Bagi sahabat yang tinggal di Bali, mengawali Hari Raya Nyepi, tentu akan dapat menyaksikan ogoh-ogoh yang dipentaskan di sepanjang jalan.Â
Ogoh-ogoh itu merupakan simbolisasi dari makhluk raksasa dari alam lain yang acap membuat keresahan di atas bumi. Dipentaskan pada H-1 Nyepi saat upacara Pengrupukan Tawur Kesanga.
Kemeriahan Menjelang Nyepi
Makhluk dari alam lain itu menebar banyak hal negatif. Simbolisasi dari makhluk itulah dengan berbagai bentuk itulah yang diarak keliling, untuk kemudian setelah arak-arakan selesai, dibakar di sebuah tempat lapang terdekat.
Makna simbolis pembakaran ini adalah agar "bhutakala" kembali ke asalnya (somia- Bahasa Bali) dan tidak mengganggu kehidupan manusia.
H-1 Hari Raya Nyepi, saat arak-arakan itu diadakan, seluruh wilayah jadi meriah. Suara lom-loman (semacam meriam dari bambu) bertentuman, sahut-menyahut. Sementara itu, ogoh-ogoh mulai dipentaskan menjelang petang.
Generasi muda dengan penuh gairah mempersiapkan diri mengusung ogoh-ogoh dan mengaraknya keliling desa.
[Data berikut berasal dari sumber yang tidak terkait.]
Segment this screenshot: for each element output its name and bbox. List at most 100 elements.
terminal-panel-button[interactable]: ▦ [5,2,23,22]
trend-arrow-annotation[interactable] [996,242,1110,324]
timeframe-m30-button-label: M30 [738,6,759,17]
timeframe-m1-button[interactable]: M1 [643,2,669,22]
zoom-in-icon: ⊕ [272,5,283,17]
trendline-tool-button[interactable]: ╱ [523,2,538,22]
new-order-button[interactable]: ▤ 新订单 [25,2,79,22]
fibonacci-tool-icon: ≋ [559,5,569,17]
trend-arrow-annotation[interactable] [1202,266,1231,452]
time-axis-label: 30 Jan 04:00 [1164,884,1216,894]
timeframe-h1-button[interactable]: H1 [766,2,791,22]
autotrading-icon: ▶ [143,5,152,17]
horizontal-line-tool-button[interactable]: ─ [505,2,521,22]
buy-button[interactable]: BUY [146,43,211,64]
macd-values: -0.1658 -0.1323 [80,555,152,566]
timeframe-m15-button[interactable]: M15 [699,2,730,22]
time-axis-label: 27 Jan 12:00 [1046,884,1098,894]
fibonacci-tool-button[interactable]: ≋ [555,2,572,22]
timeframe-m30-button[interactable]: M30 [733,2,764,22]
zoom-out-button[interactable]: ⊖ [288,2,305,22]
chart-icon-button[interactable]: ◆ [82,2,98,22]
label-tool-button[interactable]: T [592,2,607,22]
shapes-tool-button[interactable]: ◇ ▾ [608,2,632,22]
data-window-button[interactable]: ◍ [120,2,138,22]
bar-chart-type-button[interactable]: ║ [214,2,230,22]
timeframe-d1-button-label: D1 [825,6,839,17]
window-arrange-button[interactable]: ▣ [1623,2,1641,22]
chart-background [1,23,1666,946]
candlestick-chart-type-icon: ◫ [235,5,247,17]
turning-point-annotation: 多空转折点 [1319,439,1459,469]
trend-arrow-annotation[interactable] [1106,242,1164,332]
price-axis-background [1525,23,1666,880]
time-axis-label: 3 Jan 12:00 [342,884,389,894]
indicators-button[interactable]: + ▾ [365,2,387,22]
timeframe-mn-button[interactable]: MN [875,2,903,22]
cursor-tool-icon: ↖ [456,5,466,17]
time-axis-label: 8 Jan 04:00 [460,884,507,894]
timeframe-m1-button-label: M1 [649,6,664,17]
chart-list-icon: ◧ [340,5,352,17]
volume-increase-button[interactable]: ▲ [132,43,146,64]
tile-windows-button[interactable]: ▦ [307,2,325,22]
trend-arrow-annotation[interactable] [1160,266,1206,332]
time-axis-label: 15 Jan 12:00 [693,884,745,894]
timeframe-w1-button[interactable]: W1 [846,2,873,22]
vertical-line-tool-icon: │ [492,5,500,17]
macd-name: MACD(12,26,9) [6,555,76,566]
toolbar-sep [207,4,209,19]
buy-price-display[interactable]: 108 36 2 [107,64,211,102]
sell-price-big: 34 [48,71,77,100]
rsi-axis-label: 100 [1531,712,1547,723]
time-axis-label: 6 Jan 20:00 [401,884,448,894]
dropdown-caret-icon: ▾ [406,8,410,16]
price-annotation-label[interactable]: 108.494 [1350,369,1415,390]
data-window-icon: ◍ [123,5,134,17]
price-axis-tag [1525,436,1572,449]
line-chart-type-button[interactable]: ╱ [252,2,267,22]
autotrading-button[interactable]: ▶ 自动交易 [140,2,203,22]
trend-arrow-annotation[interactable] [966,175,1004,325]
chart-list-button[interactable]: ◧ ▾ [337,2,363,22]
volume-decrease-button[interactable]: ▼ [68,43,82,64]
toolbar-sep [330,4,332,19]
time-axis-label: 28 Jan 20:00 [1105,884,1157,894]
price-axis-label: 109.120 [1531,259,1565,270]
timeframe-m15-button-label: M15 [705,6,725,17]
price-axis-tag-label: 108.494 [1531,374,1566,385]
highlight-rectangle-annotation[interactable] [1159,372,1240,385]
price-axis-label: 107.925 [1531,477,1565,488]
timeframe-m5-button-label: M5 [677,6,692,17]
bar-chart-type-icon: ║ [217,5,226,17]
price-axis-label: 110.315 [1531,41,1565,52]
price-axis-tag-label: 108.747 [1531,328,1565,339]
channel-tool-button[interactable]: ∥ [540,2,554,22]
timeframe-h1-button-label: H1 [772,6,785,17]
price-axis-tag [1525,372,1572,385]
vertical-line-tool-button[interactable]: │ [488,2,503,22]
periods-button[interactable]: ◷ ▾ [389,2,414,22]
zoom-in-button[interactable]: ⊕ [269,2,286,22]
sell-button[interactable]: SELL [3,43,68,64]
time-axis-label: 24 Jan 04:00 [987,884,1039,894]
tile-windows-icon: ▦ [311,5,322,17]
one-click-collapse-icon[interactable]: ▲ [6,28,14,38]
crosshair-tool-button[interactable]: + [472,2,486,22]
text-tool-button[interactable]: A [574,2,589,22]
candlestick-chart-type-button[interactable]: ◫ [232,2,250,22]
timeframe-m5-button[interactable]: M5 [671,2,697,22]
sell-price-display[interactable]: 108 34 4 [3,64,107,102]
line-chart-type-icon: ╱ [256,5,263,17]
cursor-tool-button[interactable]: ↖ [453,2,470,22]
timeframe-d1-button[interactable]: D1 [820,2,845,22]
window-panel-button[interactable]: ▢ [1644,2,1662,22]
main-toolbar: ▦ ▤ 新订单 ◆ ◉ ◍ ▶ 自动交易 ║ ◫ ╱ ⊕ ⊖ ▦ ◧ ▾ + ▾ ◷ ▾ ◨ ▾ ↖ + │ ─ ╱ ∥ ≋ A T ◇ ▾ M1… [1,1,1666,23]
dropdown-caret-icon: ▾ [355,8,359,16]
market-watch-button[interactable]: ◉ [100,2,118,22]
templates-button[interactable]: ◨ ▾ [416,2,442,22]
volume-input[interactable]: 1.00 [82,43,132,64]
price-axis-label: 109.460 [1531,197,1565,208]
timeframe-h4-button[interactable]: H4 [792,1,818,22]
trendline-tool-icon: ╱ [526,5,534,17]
Para penonton terkagum-kagum menyaksikan hasil karya kawula muda yang pintar mengekspresikan ide-ide kreatif dan orisinal mereka ke dalam bentuk makhluk raksasa itu. Tak terkecuali, para turis dari berbagai negeri pun ikut terpana  menonton momen yang belum tentu akan bisa mereka tonton lagi .
Begitulah gambaran menjelang dan saat pementasan ogoh-ogoh berlangsung. Semuanya tumpah-ruah terlibat.
Ada yang sekadar menjadi penonton, ada pula yang aktif mengambil bagian dalam kegiatan itu dari awal hingga akhir. Bali menjadi wilayah yang sangat semarak. Tamu asing seringkali berkunjung ke Bali menjelang Nyepi agar bisa melihat arak-arakan ini.
Tahun Ini Tak Diarak Lagi
Akan tetapi, tahun ini, ogoh-ogoh tak dipentaskan lagi. Padahal, masyarakat, teristimewa generasi muda daerah ini, sudah jauh-jauh hari mempersiapkan dan membuat ogoh-ogoh.